I had the most bizarre dream last night. I was walking down 12th avenue on the way to get a coffee. A lady was biking along the road, a wire trailer fastened to the back full of cans, a wicker basket on the front full of flowers. She wore layer upon layer of tattered cloth, her hair a matted mess underneath her oversized hat. Her face was adorned with well-earned lines and black charcoal. I remember watching her pedal for some time until she stopped her bicycle in the middle of traffic, swung her leg over, got off, and lay down right in the middle of the street. She lay down and outstretched her arms to the heavens as if to accept her inescapable fortune. Whether or not she intended to meet with fate at that exact second, or whether she was trying to prove a point remains a mystery to me. Her dull grey eyes gave not even the slightest indication. She looked neither sad nor manic and unhinged. If anything she looked, to a certain extent, determined. The two furry caterpillars above her eyes inched stubbornly closer to each other in a look of resolution. But at that point an SUV came barreling towards her.
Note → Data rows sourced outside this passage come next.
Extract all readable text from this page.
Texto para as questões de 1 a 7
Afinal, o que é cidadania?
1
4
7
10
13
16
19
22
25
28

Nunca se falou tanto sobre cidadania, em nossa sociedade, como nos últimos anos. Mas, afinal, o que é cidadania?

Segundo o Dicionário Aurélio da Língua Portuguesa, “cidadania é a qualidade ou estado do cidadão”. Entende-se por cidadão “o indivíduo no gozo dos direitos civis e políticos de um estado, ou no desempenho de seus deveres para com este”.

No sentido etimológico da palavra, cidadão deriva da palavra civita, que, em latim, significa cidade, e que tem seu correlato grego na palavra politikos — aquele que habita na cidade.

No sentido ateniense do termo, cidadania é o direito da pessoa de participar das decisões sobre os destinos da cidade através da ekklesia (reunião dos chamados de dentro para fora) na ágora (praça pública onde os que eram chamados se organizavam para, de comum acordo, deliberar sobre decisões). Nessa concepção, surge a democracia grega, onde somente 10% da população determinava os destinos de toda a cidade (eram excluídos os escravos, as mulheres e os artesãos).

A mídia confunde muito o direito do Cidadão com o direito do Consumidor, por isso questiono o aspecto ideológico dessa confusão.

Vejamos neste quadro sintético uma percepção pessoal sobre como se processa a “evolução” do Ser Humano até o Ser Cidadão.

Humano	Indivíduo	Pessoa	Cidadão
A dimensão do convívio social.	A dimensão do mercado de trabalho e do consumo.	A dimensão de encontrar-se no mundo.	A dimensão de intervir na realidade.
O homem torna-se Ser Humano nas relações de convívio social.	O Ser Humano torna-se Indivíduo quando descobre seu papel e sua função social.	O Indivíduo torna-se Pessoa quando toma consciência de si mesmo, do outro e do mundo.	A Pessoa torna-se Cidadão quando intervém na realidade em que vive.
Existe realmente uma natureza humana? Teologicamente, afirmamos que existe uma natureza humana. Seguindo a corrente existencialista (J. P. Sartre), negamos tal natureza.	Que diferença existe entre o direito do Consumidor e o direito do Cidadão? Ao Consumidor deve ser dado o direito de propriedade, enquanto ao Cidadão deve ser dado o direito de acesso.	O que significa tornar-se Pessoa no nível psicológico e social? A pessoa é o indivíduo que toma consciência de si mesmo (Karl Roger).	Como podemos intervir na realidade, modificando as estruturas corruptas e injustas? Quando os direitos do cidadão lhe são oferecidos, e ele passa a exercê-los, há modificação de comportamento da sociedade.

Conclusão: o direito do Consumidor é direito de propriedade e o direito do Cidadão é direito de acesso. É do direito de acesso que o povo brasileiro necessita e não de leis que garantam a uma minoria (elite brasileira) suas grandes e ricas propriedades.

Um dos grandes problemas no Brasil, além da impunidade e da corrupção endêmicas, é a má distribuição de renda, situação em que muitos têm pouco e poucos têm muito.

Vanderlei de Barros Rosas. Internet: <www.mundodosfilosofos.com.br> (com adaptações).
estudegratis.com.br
It began to slow, realizing as it drew nearer what the large black mass in the middle of the road was, but then, as if to prove its own point, ran over her. Slowly. Agonizingly. Front wheel, then back. I covered my ears in anticipation of a bone-chilling wail, but there was none. Everything was silent. The world was silent.
I woke up and it was as if I was taking my first breath of air as an infant, or maybe like I had spent my entire life underwater and I was just relearning how to use my lungs. I felt very confused and I remember thinking "oh that's right, I'm alive". And then I remember thinking what a strange feeling it was to have forgotten this very real, very obvious, very inescapable fact.
Sleep inertia followed me around most of the day. I lost huge chunks of time; one minute it was 10 am, and the next minute it was late into the afternoon and I was still sitting in the exact same position.
I need a better distraction. Or maybe someone to talk to.
I gave my everything, for all the wrong things.